Preparing the users

 

Meet Dr Sreerekha Thonipparambil, one of many behind the EUMETSAT Polar System – Second Generation mission

As we gear up for the 2025 launch of the first of the EUMETSAT Polar System – Second Generation satellites, we’re shining a spotlight on some of the experts who are making this mission happen.

Last Updated

07 April 2025

Published on

07 April 2025

Dr Sreerekha Thonipparambil was not completely sold on meteorology at first.

It took studying under a particularly talented professor during her master’s degree to convince her to follow meteorology as a career path. A former director at the Indian Meteorological Department, Professor P.V. Joseph guided Dr Thonipparambil into the world of weather forecasting.

“I was very lucky because Prof Joseph not only taught topics covered in his meteorology course, but also provided opportunities to understand the process of research including how to read and understand scientific papers, which helped his students bloom. And at ninety-plus, he’s still my guru today.”

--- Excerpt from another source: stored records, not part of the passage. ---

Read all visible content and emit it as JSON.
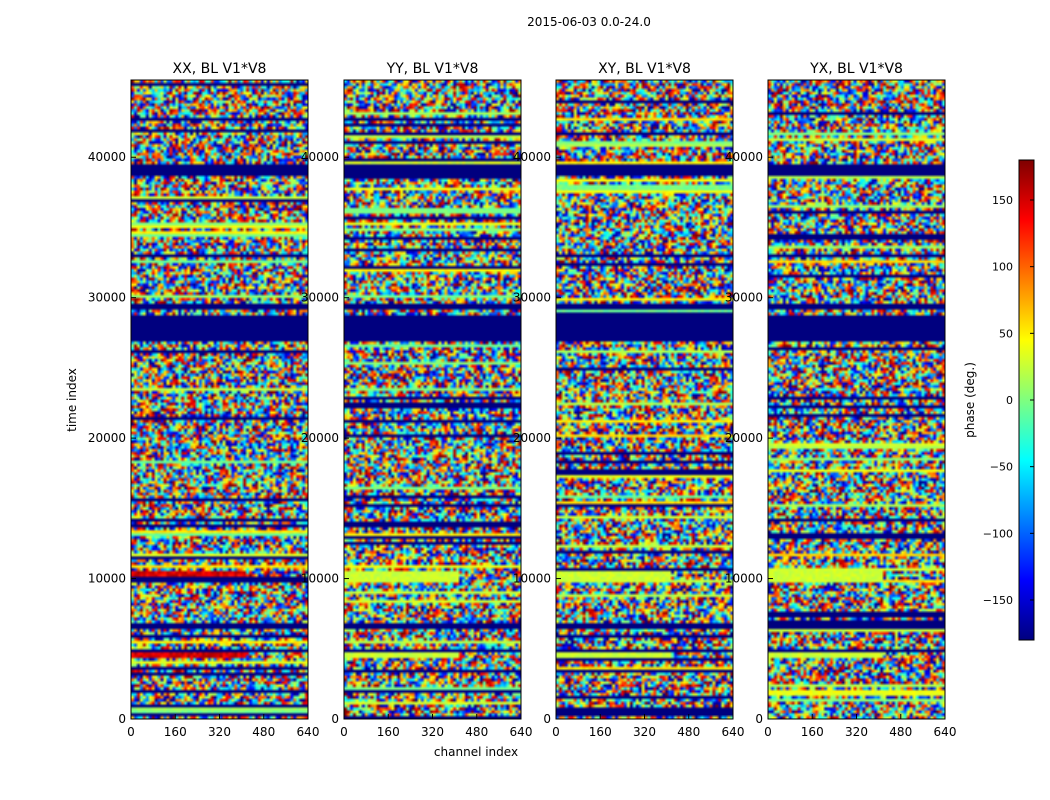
{
  "chart_data": {
    "type": "heatmap",
    "suptitle": "2015-06-03 0.0-24.0",
    "xlabel": "channel index",
    "ylabel": "time index",
    "xlim": [
      0,
      640
    ],
    "ylim": [
      0,
      45500
    ],
    "xticks": [
      0,
      160,
      320,
      480,
      640
    ],
    "yticks": [
      0,
      10000,
      20000,
      30000,
      40000
    ],
    "panels": [
      {
        "title": "XX, BL V1*V8"
      },
      {
        "title": "YY, BL V1*V8"
      },
      {
        "title": "XY, BL V1*V8"
      },
      {
        "title": "YX, BL V1*V8"
      }
    ],
    "colorbar": {
      "label": "phase (deg.)",
      "range": [
        -180,
        180
      ],
      "ticks": [
        150,
        100,
        50,
        0,
        -50,
        -100,
        -150
      ],
      "tick_labels": [
        "150",
        "100",
        "50",
        "0",
        "−50",
        "−100",
        "−150"
      ],
      "colormap": "jet",
      "colormap_stops": [
        "#00007f",
        "#0000ff",
        "#007fff",
        "#00ffff",
        "#7fff7f",
        "#ffff00",
        "#ff7f00",
        "#ff0000",
        "#7f0000"
      ]
    },
    "flagged_time_ranges": [
      [
        38700,
        39600
      ],
      [
        26800,
        28700
      ],
      [
        29200,
        29600
      ],
      [
        6500,
        6800
      ],
      [
        4800,
        5000
      ]
    ],
    "stripe_time_ranges": [
      [
        9800,
        10600
      ],
      [
        4400,
        4700
      ]
    ]
  }
}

Now, Dr Thonipparambil is paying it forward by conveying her passion for meteorology to people who will use data from the EUMETSAT Polar System – Second Generation (EPS-SG) satellites. As Future Programme User Preparation Expert, her goal is to prepare people for the new data from the first EPS-SG satellite, Metop Second Generation A1 (Metop-SGA1), so that as soon as they become available, people are ready to start using them.

This entails familiarising those who plan to use the data, including weather forecasters and researchers, with the format and content of these new data. Dr Thonipparambil and her team provide users with test data – data that resemble those that each of the EPS-SG instruments will provide – so that users can learn how to read, process, and display them before the instruments start sending out real data.

Crucially, she and her EUMETSAT colleagues also provide users with science support, empowering them with the knowledge of what the data contain and how they can be applied. Hands-on training sessions – both in-person and online – enable users to practice how to access, read, visualise, and use data.

In addition, case studies that focus on a specific meteorological phenomenon or event, such as a blizzard that swept across southern Finland in the winter of 2022, illustrate what users can do now with the currently available data and illuminate how the new data from EPS-SG would help in better predicting the course of a storm, for example.

Sreerekha
Dr Sreerekha Thonipparambil, EUMETSAT’s Future Programme User Preparation Expert

“EPS-SG has a special type of data, which is direct broadcast data. This means you can put an antenna up at your home and receive EPS-SG data,” said Dr Thonipparambil, whose work also entails educating people about the size of the antenna they will need and how to decode these data.

“This kind of data access is critical because it increases their timeliness. When the EPS-SG satellites pass over the North and South poles, they will dump data at receiving stations there. But people with their own antennas will get the data immediately as the satellite passes over their heads.

“If you want to forecast something in the near future, these very timely data are quite valuable.”

As the launch of Metop-SGA1 approaches, Dr Thonipparambil is looking forward to the data from one instrument in particular. Back in the late 2000s, when working as a remote sensing scientist at the Met Office, the United Kingdom’s national weather and climate service, she performed studies for EUMETSAT demonstrating the usefulness of three channels for the Microwave Sounder.

She found that those channels would, in fact, provide better information about atmospheric temperature and ice cloud detection and, as a result, they were incorporated into the design of the instrument.

“It will be incredible when meteorologists use data from these channels to make better forecasts, which goes into saving lives,” she said.

“I don't always think like that, that my work has gone into saving lives, because I am only one person among many working on this mission. However minor the contribution is, I believe that each small part really does contribute something important to the whole.”